The DLC has been used to facilitate ambulation during ECMO in awake and nonintubated patients. Garcia et al.8 first reported the use of ambulatory VV ECMO using a DLC in a patient with COPD with refractory hypercapnia. The patient was able to exercise using a treadmill and a stationary bike while on ECMO and was successfully bridged to lung transplantation approximately 19 days later. Subsequent to this report, many other centers have reported similar results and have confirmed the feasibility and safety of the DLC as a bridge to lung transplantation. For VV ECMO, a single-site approach using a DLC was preferred in patients with hypercapnia and preserved oxygenation, whereas a two-site approach was chosen for patients with severe hypoxemia. Bermudez et al.9 presented their single-center experience with 17 patients that were bridged to lung transplantation. The 30-day, 1-year, and 3-year survival rates were not different when compared to nonsupported patients, and the survival was not affected by ECMO type at 2 years. Hayes et al.10 reported the use of a DLC to facilitate ambulation and transplant in four patients with cystic fibrosis and hypercapneic respiratory failure. More recently, Lang et al.11 reported their experience with ECMO as a bridge to lung transplantation in 34 patients, and reported the use of a DLC in two patients.
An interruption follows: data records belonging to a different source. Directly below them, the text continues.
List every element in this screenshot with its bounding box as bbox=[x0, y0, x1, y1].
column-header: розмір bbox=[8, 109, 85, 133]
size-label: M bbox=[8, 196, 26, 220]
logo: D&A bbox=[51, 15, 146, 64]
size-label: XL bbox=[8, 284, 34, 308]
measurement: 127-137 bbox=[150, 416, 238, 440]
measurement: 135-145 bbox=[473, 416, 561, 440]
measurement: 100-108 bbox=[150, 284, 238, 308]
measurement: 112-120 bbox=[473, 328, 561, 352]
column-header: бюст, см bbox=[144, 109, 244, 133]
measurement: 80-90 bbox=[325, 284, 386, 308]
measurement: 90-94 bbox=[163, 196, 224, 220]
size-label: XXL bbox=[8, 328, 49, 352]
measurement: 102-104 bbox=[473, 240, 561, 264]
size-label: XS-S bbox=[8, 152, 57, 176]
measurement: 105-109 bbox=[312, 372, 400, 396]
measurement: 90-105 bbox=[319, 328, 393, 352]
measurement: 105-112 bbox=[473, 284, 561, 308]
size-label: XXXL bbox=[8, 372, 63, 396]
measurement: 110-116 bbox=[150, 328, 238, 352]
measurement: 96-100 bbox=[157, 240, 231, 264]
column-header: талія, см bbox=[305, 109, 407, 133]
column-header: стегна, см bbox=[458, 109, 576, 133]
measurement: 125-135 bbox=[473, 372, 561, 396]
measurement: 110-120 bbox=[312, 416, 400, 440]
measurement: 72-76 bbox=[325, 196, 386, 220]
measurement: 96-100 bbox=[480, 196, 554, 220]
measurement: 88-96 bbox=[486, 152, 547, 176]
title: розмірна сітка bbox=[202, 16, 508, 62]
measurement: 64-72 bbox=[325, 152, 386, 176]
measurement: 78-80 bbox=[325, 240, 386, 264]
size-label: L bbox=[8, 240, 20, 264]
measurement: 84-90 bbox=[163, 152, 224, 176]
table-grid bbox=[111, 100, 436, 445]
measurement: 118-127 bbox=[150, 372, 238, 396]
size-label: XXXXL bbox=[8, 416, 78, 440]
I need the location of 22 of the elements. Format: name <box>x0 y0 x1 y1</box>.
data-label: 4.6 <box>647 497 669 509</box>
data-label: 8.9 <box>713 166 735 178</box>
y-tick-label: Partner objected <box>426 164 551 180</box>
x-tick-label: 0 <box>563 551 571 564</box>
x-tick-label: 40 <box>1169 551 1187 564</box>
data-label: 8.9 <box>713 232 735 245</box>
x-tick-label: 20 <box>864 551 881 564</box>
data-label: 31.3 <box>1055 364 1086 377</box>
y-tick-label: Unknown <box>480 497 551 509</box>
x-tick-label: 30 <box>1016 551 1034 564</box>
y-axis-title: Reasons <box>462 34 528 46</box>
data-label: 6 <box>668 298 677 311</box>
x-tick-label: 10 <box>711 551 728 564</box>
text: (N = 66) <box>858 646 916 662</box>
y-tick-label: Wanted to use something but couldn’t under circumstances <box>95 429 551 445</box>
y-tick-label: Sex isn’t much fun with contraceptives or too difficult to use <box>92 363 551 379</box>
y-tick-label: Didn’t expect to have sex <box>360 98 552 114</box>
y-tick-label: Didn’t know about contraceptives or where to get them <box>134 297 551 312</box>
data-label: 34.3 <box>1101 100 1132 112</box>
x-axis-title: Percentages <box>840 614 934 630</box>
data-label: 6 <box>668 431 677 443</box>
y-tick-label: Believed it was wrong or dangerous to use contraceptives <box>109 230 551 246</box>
The cannulation strategy is frequently chosen based on: ability to facilitate ambulation (DLC via internal jugular vein is the preferred route, although central VA ECMO and iLA [PA–LA] can also allow ambulation); hemodynamic instability; and presence of severe pulmonary hypertension and/or right heart failure (central or femoral cannulation for VA ECMO is preferred). Cannulation approaches performed for bridging patients to lung transplantation include femoral vein to internal jugular vein (traditional VV), femoral vein to femoral artery (traditional VA), RA–Ao (central VA), PA–LA, and right internal jugular with DLC (ambulatory VV).
Fig. 113-2 shows our preferred cannulation strategy for ambulatory ECMO as a bridge to lung transplantation.
Preferred approach for patients bridged to lung transplantation using ECMO.